Tuesday, August 03, 2010

(NEWZIMBABWE) When going gets tough, NGOs go overboard

When going gets tough, NGOs go overboard
by Petina Gappah
03/08/2010 00:00:00

IN HIS memoir, Zimbabwe: Years of Hope and Despair, former British diplomat Philip Barclay writes of the years he spent in the country known to Western journalists and their governments as "Mugabe's Zimbabwe".

His book reflects not only his country's attitudes towards the actors in Zimbabwe's crisis but his personal antipathy towards a man and a regime that he considers responsible for massive human rights violations.

Barclay writes in glowing terms of the human rights activists he met daily - his job was to be a sort of point man for civil society groups. But even this staunch supporter of activists in Zimbabwe was forced to concede that amid the useful information that came his way was some exaggeration.

As he writes, during the period prior to the run-off election in Zimbabwe: "Some contacts reported that Zanu PF was amputating hands and arms in the style of Sierra Leone's barbaric rebels. In fact this story was untrue."

He is not the only opponent of Mugabe' s regime to have found that human rights organisations occasionally stretch the truth.


In 2005, a respected NGO reported of Darfur-like political rapes among women in Zimbabwe, and concluded that political violence was the "biggest killer of women in Zimbabwe". This is not true because domestic violence, a daily occurrence in Zimbabwe, is a bigger killer of women than the sporadic electoral violence which occurs mostly around the elections.

But while domestic violence may have been the fashionable cause in the 1980s when the Msasa Project conducted nation-wide campaigns, it is political violence that is all the rage now.

Yes, the Zimbabwean government has been guilty of gross human rights violations, particularly around the elections. And it has failed to provide redress through the courts. Only the hardest heart can be unmoved by the fates of the dead, the missing and the tortured from the last election and those before.

But it is also the case that reports of human rights abuses have often been exaggerated. The more cynical of my cynical brethren will tell you that human rights abuses are the bread and butter of activists, that from there comes funding, and, the more abuses, the more the money.

I admit to small quantities of cynicism, but I believe many activists are essentially well-meaning. It strikes me that most of the hyperbole arises from the need to focus "international attention" and action in a world saturated with abuses that drives activists to make outrageous claims.

The recent discussion around the Kimberley Process certification of Zimbabwe's diamonds is instructive. Again, it is beyond doubt that there are abuses in the Marange alluvial fields. The reports from the various groups that have visited the area make for chilling reading. Extra-judicial killings. Forced labour syndicates. Child labour. Looting and harassment.

But by no stretch of the imagination can you take from this that Zimbabwe is in some sort of war zone in which the sale of diamonds is being used to fund an insurgent group.

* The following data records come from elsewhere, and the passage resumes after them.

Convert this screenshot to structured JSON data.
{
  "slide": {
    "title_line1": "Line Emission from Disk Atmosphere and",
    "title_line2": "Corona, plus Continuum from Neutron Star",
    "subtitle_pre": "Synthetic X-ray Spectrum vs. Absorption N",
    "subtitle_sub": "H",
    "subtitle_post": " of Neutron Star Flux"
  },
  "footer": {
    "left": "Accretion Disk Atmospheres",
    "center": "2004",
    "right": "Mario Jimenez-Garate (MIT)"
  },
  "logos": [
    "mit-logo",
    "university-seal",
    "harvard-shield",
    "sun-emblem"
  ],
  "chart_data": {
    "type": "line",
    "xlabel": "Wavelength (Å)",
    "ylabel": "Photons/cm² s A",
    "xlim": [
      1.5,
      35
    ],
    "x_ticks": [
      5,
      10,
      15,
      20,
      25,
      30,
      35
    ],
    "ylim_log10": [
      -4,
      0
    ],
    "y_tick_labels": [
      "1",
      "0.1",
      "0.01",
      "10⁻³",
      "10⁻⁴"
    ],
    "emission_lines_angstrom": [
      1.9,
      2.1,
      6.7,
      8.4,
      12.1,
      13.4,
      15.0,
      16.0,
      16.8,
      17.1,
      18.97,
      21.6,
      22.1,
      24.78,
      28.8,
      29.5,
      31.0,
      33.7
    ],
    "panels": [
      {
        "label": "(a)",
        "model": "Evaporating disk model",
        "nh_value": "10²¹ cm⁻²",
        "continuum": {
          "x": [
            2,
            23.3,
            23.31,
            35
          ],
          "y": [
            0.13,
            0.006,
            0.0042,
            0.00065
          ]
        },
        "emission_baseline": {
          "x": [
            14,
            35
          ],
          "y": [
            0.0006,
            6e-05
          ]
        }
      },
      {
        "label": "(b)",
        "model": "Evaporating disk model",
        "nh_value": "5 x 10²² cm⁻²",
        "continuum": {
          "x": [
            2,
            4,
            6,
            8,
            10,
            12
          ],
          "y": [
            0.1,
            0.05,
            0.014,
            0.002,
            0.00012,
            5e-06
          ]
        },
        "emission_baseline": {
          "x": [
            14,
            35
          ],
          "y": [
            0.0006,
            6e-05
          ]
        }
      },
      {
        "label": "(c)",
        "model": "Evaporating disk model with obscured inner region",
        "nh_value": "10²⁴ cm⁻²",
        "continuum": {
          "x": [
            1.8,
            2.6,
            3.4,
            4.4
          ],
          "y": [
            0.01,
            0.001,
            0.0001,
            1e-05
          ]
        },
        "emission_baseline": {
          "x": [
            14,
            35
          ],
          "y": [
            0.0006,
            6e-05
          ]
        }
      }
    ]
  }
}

Africa Partnership Canada made the extraordinary claim that the Joint Operations Command is a rebel movement funded by diamonds that is trying to unseat the legitimate government of Zimbabwe. By legitimate government they mean the unity government, made up of MDC ministers who are as keen to get the diamond certification as their Zanu PF counterparts.

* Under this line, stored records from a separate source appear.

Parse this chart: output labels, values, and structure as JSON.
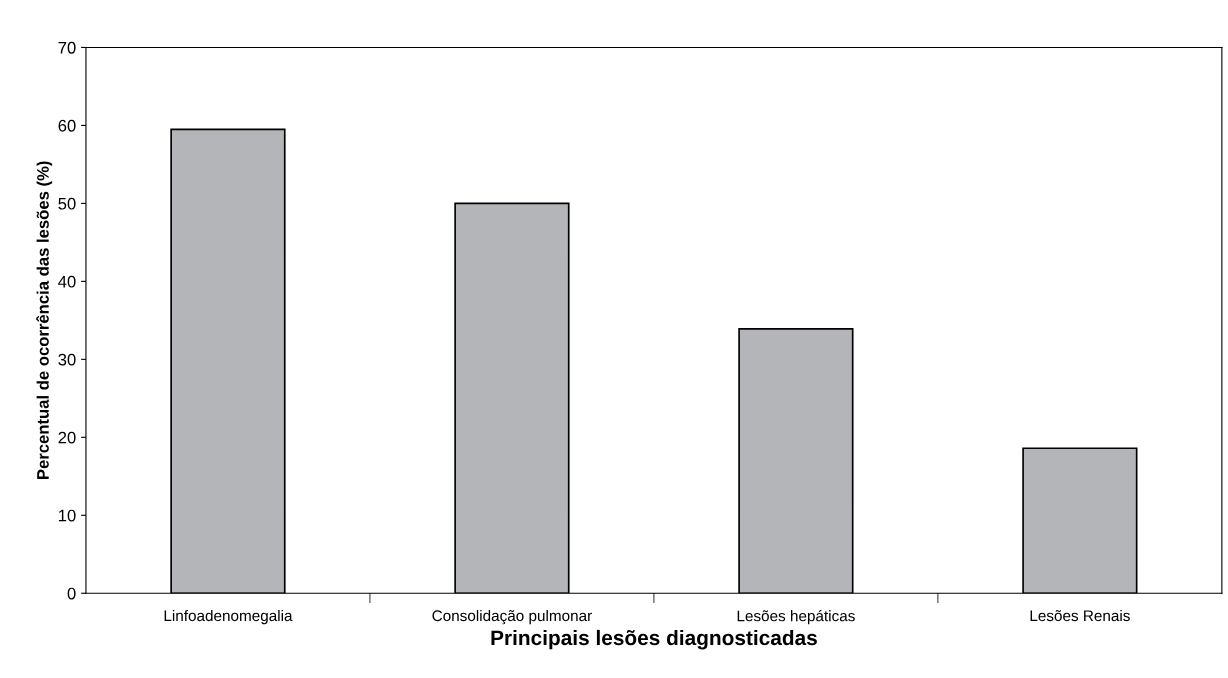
{
  "chart_data": {
    "type": "bar",
    "xlabel": "Principais lesões diagnosticadas",
    "ylabel": "Percentual de ocorrência das lesões (%)",
    "categories": [
      "Linfoadenomegalia",
      "Consolidação pulmonar",
      "Lesões hepáticas",
      "Lesões Renais"
    ],
    "values": [
      59.5,
      50,
      33.9,
      18.6
    ],
    "color": "#b4b5b9",
    "ylim": [
      0,
      70
    ],
    "yticks": [
      0,
      10,
      20,
      30,
      40,
      50,
      60,
      70
    ],
    "grid": false,
    "legend": false
  }
}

One group after another rallied around the term "blood diamonds", conjuring up images of international criminal trials and Naomi Campbell and Charles Taylor and Leonardo di Caprio with a Rhodesian accent. Something, they insisted, must be done.

And yet the something that must be done cannot be done because the Kimberley definition of conflict diamonds is clear: conflict diamonds are diamonds from areas controlled by forces opposed to legitimate governments used to fund military action. Zimbabwe's diamonds simply do not meet this definition.

This past week, lawyer and activist Beatrice Mtetwa received an award for her work from the American Bar Association. The Association has made the same award to a group of Zimbabweans whom it considered to have made a contribution to the achievement of human rights - the Supreme Court of Zimbabwe.

That was in 2001, nine short years ago, but they may as well be an eternity because it was another court in another country, a court that insisted on habeas corpus after the incarceration of Dumiso Dabengwa, Lookout Masuku and others; a court that struck down corporal punishment, a court that strained to avoid imposing the death penalty, a court that recognised that equality for women was a human right, a court whose judgments were used as precedent in courts beyond Zimbabwe.

If we had that court, we would not need our hard-working activists. But until that time we must rely on them to highlight the many instances of oppression and injustice in our country.

But for as long as they exaggerate situations that are terrible enough not to need exaggeration, activists will play into the hands of their opponents.